Good use of tools is essential. Network analyzers, debugging skills, traces, and even understanding of the internals of the product will make the difference. In data analysis, it is important to look for data that relates to the hypothesis formulated and how they can be confirmed or rejected. Looking for evidence to reject or to confirm hypothesis is a hard task, as some data may confirm more than one hypothesis. The engineer must be focused both on confirming or rejecting them.
A hypothesis may be hold true until there is something strong enough to reject it – that will be found on the data collected. If no data is able to disprove the hypothesis, some empirical tests and experiments may be necessary to assess whether the hypothesis is confirmed or rejected. Problem reproduction, either at the customer’s environment or in house, may be necessary to see the problem happening and make the necessary tests looking for ways to validate the hypothesis.
The scientific method looks for understanding some phenomenon, and then to find likely explanations that have a degree of certainty based on accuracy of data collected and analyzed. In problem resolution, though, the troubleshooter is looking likely causes of a problem that can be then confirmed and addressed allowing the problem to be fixed.

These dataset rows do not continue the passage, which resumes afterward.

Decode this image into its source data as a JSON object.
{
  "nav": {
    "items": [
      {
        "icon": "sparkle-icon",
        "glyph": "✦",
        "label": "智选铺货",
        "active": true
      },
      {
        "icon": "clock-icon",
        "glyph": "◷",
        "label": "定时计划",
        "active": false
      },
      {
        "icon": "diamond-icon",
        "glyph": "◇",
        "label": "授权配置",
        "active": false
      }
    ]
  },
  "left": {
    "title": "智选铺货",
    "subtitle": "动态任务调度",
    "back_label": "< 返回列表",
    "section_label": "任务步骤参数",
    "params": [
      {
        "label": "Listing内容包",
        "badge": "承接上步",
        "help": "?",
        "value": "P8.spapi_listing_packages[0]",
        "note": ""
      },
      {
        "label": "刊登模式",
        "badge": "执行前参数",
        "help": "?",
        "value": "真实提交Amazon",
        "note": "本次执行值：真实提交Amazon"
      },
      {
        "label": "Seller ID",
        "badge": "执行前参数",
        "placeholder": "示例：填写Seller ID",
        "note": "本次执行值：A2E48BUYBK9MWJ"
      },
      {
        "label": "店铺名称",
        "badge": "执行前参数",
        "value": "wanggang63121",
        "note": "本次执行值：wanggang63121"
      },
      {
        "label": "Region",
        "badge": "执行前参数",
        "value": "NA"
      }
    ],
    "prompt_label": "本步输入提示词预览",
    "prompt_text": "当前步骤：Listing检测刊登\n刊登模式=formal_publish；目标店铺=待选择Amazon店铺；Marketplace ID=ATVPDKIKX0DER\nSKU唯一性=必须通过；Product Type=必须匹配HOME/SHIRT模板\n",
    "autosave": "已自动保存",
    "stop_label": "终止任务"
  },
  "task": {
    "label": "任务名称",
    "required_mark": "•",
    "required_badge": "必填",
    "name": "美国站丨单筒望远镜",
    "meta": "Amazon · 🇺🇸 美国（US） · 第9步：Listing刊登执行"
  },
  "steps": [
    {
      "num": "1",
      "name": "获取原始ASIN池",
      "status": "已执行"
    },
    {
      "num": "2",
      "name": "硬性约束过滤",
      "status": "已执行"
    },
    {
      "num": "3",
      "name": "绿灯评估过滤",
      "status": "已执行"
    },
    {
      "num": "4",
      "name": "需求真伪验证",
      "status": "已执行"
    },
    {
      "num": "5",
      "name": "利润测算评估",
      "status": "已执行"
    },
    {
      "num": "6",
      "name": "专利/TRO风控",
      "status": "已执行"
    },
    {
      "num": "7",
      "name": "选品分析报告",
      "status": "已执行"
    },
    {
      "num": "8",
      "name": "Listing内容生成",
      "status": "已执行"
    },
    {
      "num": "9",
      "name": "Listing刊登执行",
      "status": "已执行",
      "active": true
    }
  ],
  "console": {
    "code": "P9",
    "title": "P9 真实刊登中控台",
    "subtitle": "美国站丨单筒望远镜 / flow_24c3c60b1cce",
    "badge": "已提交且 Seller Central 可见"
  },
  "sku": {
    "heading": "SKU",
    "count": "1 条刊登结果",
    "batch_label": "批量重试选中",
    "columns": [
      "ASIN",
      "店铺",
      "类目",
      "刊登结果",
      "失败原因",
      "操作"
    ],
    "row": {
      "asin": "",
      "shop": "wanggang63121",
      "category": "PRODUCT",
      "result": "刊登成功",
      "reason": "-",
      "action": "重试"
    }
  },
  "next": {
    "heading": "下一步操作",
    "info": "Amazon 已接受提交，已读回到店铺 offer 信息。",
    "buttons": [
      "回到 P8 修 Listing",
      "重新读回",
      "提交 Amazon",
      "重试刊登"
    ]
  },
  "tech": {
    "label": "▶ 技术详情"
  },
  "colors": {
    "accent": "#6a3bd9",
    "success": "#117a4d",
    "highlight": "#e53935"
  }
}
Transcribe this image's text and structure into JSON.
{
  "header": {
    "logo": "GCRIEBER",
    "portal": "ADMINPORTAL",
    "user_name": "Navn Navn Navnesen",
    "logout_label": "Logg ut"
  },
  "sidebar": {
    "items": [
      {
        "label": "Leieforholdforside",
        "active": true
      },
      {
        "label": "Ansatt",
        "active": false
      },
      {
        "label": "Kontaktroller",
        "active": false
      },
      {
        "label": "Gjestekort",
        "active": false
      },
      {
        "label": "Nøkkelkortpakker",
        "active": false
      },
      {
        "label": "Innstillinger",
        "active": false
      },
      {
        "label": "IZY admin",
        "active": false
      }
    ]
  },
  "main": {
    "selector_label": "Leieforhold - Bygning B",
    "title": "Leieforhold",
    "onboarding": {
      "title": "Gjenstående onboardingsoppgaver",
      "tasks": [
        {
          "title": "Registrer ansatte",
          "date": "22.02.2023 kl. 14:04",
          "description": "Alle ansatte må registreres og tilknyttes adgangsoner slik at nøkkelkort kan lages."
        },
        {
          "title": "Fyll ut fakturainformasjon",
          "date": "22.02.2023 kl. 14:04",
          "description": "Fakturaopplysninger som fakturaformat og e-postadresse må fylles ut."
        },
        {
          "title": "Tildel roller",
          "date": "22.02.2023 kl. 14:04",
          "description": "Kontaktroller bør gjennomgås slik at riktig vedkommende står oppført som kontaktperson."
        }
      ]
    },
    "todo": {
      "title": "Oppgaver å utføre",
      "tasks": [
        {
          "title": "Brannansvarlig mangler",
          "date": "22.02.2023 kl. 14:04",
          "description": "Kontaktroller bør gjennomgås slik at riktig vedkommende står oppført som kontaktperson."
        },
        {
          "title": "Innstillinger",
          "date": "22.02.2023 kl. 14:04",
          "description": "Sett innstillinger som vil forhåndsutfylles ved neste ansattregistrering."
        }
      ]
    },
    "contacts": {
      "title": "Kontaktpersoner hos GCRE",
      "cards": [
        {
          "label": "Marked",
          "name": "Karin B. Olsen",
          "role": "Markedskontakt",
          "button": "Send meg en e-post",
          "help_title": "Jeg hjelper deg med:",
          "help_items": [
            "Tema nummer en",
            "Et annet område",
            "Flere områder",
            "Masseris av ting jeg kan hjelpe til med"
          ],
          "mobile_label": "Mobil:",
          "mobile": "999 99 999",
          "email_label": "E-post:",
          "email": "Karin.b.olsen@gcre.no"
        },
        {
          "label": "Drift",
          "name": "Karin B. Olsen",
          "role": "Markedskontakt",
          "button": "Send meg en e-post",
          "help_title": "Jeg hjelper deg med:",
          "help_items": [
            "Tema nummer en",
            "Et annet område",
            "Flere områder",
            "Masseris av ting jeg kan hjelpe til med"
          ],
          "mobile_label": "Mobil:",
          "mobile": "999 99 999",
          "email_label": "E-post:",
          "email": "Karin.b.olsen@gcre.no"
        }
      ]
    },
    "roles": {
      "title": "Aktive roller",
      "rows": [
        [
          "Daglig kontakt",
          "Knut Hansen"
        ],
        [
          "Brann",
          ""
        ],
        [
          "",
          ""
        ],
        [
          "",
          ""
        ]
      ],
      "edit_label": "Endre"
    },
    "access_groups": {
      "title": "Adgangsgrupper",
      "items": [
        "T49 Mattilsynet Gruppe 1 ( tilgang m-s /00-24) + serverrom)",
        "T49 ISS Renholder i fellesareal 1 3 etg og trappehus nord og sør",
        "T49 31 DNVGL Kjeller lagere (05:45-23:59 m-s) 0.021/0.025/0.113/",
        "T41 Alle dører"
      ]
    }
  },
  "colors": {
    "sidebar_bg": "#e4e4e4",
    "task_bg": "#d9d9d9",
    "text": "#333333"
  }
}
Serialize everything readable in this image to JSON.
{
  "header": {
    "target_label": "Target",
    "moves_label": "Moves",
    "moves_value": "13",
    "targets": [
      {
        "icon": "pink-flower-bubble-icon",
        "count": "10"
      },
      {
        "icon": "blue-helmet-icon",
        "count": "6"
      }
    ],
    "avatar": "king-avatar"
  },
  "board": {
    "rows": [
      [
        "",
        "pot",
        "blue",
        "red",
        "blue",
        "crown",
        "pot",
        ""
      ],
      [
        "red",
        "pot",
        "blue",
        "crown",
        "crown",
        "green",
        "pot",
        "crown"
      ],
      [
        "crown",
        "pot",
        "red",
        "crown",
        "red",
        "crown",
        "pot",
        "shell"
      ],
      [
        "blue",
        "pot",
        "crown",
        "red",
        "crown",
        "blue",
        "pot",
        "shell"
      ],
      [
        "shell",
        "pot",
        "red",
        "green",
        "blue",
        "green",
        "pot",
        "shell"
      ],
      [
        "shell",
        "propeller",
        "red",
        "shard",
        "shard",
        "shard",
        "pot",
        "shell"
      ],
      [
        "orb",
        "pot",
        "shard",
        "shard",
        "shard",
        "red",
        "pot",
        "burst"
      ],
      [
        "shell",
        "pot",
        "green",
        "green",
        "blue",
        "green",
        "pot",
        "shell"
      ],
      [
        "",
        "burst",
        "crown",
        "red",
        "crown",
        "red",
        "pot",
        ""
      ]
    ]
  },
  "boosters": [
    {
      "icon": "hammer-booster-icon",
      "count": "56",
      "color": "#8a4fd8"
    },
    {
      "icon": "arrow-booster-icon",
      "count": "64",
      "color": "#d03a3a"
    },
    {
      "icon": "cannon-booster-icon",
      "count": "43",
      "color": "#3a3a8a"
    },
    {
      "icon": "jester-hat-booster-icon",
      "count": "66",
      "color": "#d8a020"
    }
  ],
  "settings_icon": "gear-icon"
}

During this phase, the findings of the research will be reported, indicating which hypothesis are supported by data and therefore confirmed as the most viable scientific explanation. In a troubleshooting framework, in this phase a resolution action plan will be shared with the customer so he or she can finally apply it on the environment and evaluate the results.
The support engineer is instrumental in this phase to help the customer to understand how the action plan should be performed and to answer any questions the customer may have around that; he or she many even need to perform the steps of the action plan him or herself to make sure it is implemented correctly. Again, sound technical knowledge on the matter will be the difference to help the customer with an implementation that will be effective and with less pain possible.